After checking the usual suspects around town, I finally found this one in a small Ace Hardware tucked in a strip mall over on the other side of town. Like the hammers Estwing makes, this 2.5' ax is forged as a single piece of steel with a rubber grip molded around the handle. Its very impressive. The price is pretty impressive too, but just lasting an entire camping weekend should easily be worth saving several drives into town and actually having some wood the proper length for the fire. So I got it. And it worked.

It worked great in fact. It lasted that entire camping season, and the next, and in fact I still have it today and use it on occasion when I want to make a bloody mess out of the end of a log. Its still pretty sharp, except where I've nicked the blade here and there on a rock (or when my wife starts using it to attack weeds growing in the gravel pile), and it takes all the abuse I've given it, though it doesn't make that great a pry bar just because the handle is somewhat flattened and doesn't have much torsional strength sideways.
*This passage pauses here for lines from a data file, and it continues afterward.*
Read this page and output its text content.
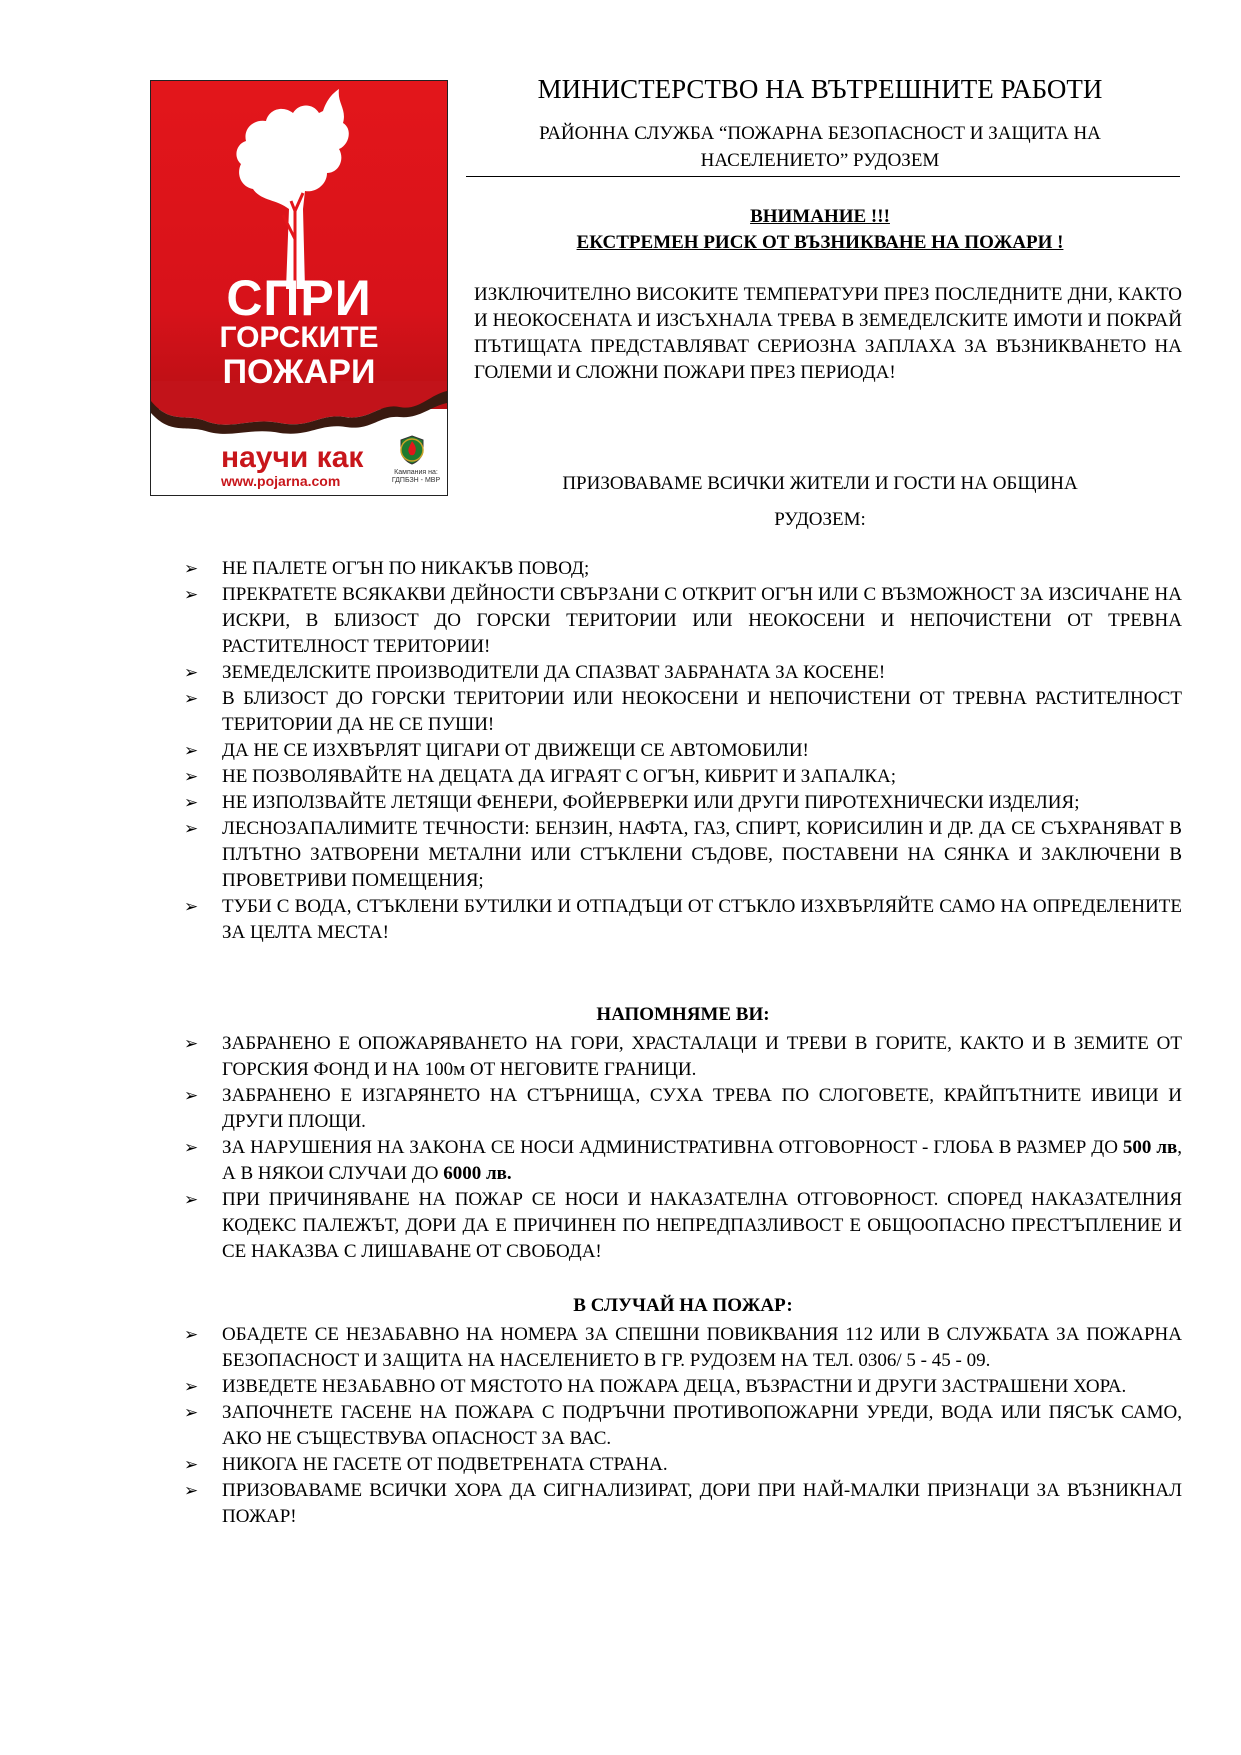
СПРИ
ГОРСКИТЕ
ПОЖАРИ
научи как
www.pojarna.com
Кампания на: ГДПБЗН - МВР
МИНИСТЕРСТВО НА ВЪТРЕШНИТЕ РАБОТИ
РАЙОННА СЛУЖБА “ПОЖАРНА БЕЗОПАСНОСТ И ЗАЩИТА НА
НАСЕЛЕНИЕТО” РУДОЗЕМ
ВНИМАНИЕ !!!
ЕКСТРЕМЕН РИСК ОТ ВЪЗНИКВАНЕ НА ПОЖАРИ !
ИЗКЛЮЧИТЕЛНО ВИСОКИТЕ ТЕМПЕРАТУРИ ПРЕЗ ПОСЛЕДНИТЕ ДНИ, КАКТО И НЕОКОСЕНАТА И ИЗСЪХНАЛА ТРЕВА В ЗЕМЕДЕЛСКИТЕ ИМОТИ И ПОКРАЙ ПЪТИЩАТА ПРЕДСТАВЛЯВАТ СЕРИОЗНА ЗАПЛАХА ЗА ВЪЗНИКВАНЕТО НА ГОЛЕМИ И СЛОЖНИ ПОЖАРИ ПРЕЗ ПЕРИОДА!
ПРИЗОВАВАМЕ ВСИЧКИ ЖИТЕЛИ И ГОСТИ НА ОБЩИНА
РУДОЗЕМ:
➢ НЕ ПАЛЕТЕ ОГЪН ПО НИКАКЪВ ПОВОД;
➢ ПРЕКРАТЕТЕ ВСЯКАКВИ ДЕЙНОСТИ СВЪРЗАНИ С ОТКРИТ ОГЪН ИЛИ С ВЪЗМОЖНОСТ ЗА ИЗСИЧАНЕ НА ИСКРИ, В БЛИЗОСТ ДО ГОРСКИ ТЕРИТОРИИ ИЛИ НЕОКОСЕНИ И НЕПОЧИСТЕНИ ОТ ТРЕВНА РАСТИТЕЛНОСТ ТЕРИТОРИИ!
➢ ЗЕМЕДЕЛСКИТЕ ПРОИЗВОДИТЕЛИ ДА СПАЗВАТ ЗАБРАНАТА ЗА КОСЕНЕ!
➢ В БЛИЗОСТ ДО ГОРСКИ ТЕРИТОРИИ ИЛИ НЕОКОСЕНИ И НЕПОЧИСТЕНИ ОТ ТРЕВНА РАСТИТЕЛНОСТ ТЕРИТОРИИ ДА НЕ СЕ ПУШИ!
➢ ДА НЕ СЕ ИЗХВЪРЛЯТ ЦИГАРИ ОТ ДВИЖЕЩИ СЕ АВТОМОБИЛИ!
➢ НЕ ПОЗВОЛЯВАЙТЕ НА ДЕЦАТА ДА ИГРАЯТ С ОГЪН, КИБРИТ И ЗАПАЛКА;
➢ НЕ ИЗПОЛЗВАЙТЕ ЛЕТЯЩИ ФЕНЕРИ, ФОЙЕРВЕРКИ ИЛИ ДРУГИ ПИРОТЕХНИЧЕСКИ ИЗДЕЛИЯ;
➢ ЛЕСНОЗАПАЛИМИТЕ ТЕЧНОСТИ: БЕНЗИН, НАФТА, ГАЗ, СПИРТ, КОРИСИЛИН И ДР. ДА СЕ СЪХРАНЯВАТ В ПЛЪТНО ЗАТВОРЕНИ МЕТАЛНИ ИЛИ СТЪКЛЕНИ СЪДОВЕ, ПОСТАВЕНИ НА СЯНКА И ЗАКЛЮЧЕНИ В ПРОВЕТРИВИ ПОМЕЩЕНИЯ;
➢ ТУБИ С ВОДА, СТЪКЛЕНИ БУТИЛКИ И ОТПАДЪЦИ ОТ СТЪКЛО ИЗХВЪРЛЯЙТЕ САМО НА ОПРЕДЕЛЕНИТЕ ЗА ЦЕЛТА МЕСТА!
НАПОМНЯМЕ ВИ:
➢ ЗАБРАНЕНО Е ОПОЖАРЯВАНЕТО НА ГОРИ, ХРАСТАЛАЦИ И ТРЕВИ В ГОРИТЕ, КАКТО И В ЗЕМИТЕ ОТ ГОРСКИЯ ФОНД И НА 100м ОТ НЕГОВИТЕ ГРАНИЦИ.
➢ ЗАБРАНЕНО Е ИЗГАРЯНЕТО НА СТЪРНИЩА, СУХА ТРЕВА ПО СЛОГОВЕТЕ, КРАЙПЪТНИТЕ ИВИЦИ И ДРУГИ ПЛОЩИ.
➢ ЗА НАРУШЕНИЯ НА ЗАКОНА СЕ НОСИ АДМИНИСТРАТИВНА ОТГОВОРНОСТ - ГЛОБА В РАЗМЕР ДО 500 лв, А В НЯКОИ СЛУЧАИ ДО 6000 лв.
➢ ПРИ ПРИЧИНЯВАНЕ НА ПОЖАР СЕ НОСИ И НАКАЗАТЕЛНА ОТГОВОРНОСТ. СПОРЕД НАКАЗАТЕЛНИЯ КОДЕКС ПАЛЕЖЪТ, ДОРИ ДА Е ПРИЧИНЕН ПО НЕПРЕДПАЗЛИВОСТ Е ОБЩООПАСНО ПРЕСТЪПЛЕНИЕ И СЕ НАКАЗВА С ЛИШАВАНЕ ОТ СВОБОДА!
В СЛУЧАЙ НА ПОЖАР:
➢ ОБАДЕТЕ СЕ НЕЗАБАВНО НА НОМЕРА ЗА СПЕШНИ ПОВИКВАНИЯ 112 ИЛИ В СЛУЖБАТА ЗА ПОЖАРНА БЕЗОПАСНОСТ И ЗАЩИТА НА НАСЕЛЕНИЕТО В ГР. РУДОЗЕМ НА ТЕЛ. 0306/ 5 - 45 - 09.
➢ ИЗВЕДЕТЕ НЕЗАБАВНО ОТ МЯСТОТО НА ПОЖАРА ДЕЦА, ВЪЗРАСТНИ И ДРУГИ ЗАСТРАШЕНИ ХОРА.
➢ ЗАПОЧНЕТЕ ГАСЕНЕ НА ПОЖАРА С ПОДРЪЧНИ ПРОТИВОПОЖАРНИ УРЕДИ, ВОДА ИЛИ ПЯСЪК САМО, АКО НЕ СЪЩЕСТВУВА ОПАСНОСТ ЗА ВАС.
➢ НИКОГА НЕ ГАСЕТЕ ОТ ПОДВЕТРЕНАТА СТРАНА.
➢ ПРИЗОВАВАМЕ ВСИЧКИ ХОРА ДА СИГНАЛИЗИРАТ, ДОРИ ПРИ НАЙ-МАЛКИ ПРИЗНАЦИ ЗА ВЪЗНИКНАЛ ПОЖАР!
I even got its little brother the hatchet, which is great for removing limbs from logs before I cut them up for firewood.

bow saw

But I don't go camping any more, and most of the time I'm cutting logs with a bow saw, and then splitting them. Which is why I have my eye on this new estwing splitting tool. While the marketing material seems to indicate that its a great tool to use indoors, I think its going to get most of its use outside — softening up recalcitrant logs and making a good starting point for a wedge on the larger pieces. (Besides my wife would probably kill me if I tried to split wood in the house, its bad enough when I leave a trail of bark and wood chips from the back door to the wood stove.)

Maybe I won't get it yet. After all $40 is a little steep, though they have it here for only $30 (plus another $6 shipping). Maybe I'll take a look at the end of summer when the wood will need my attention. Until then, I'll have a reminder tucked away on my phone, where I won't forget it.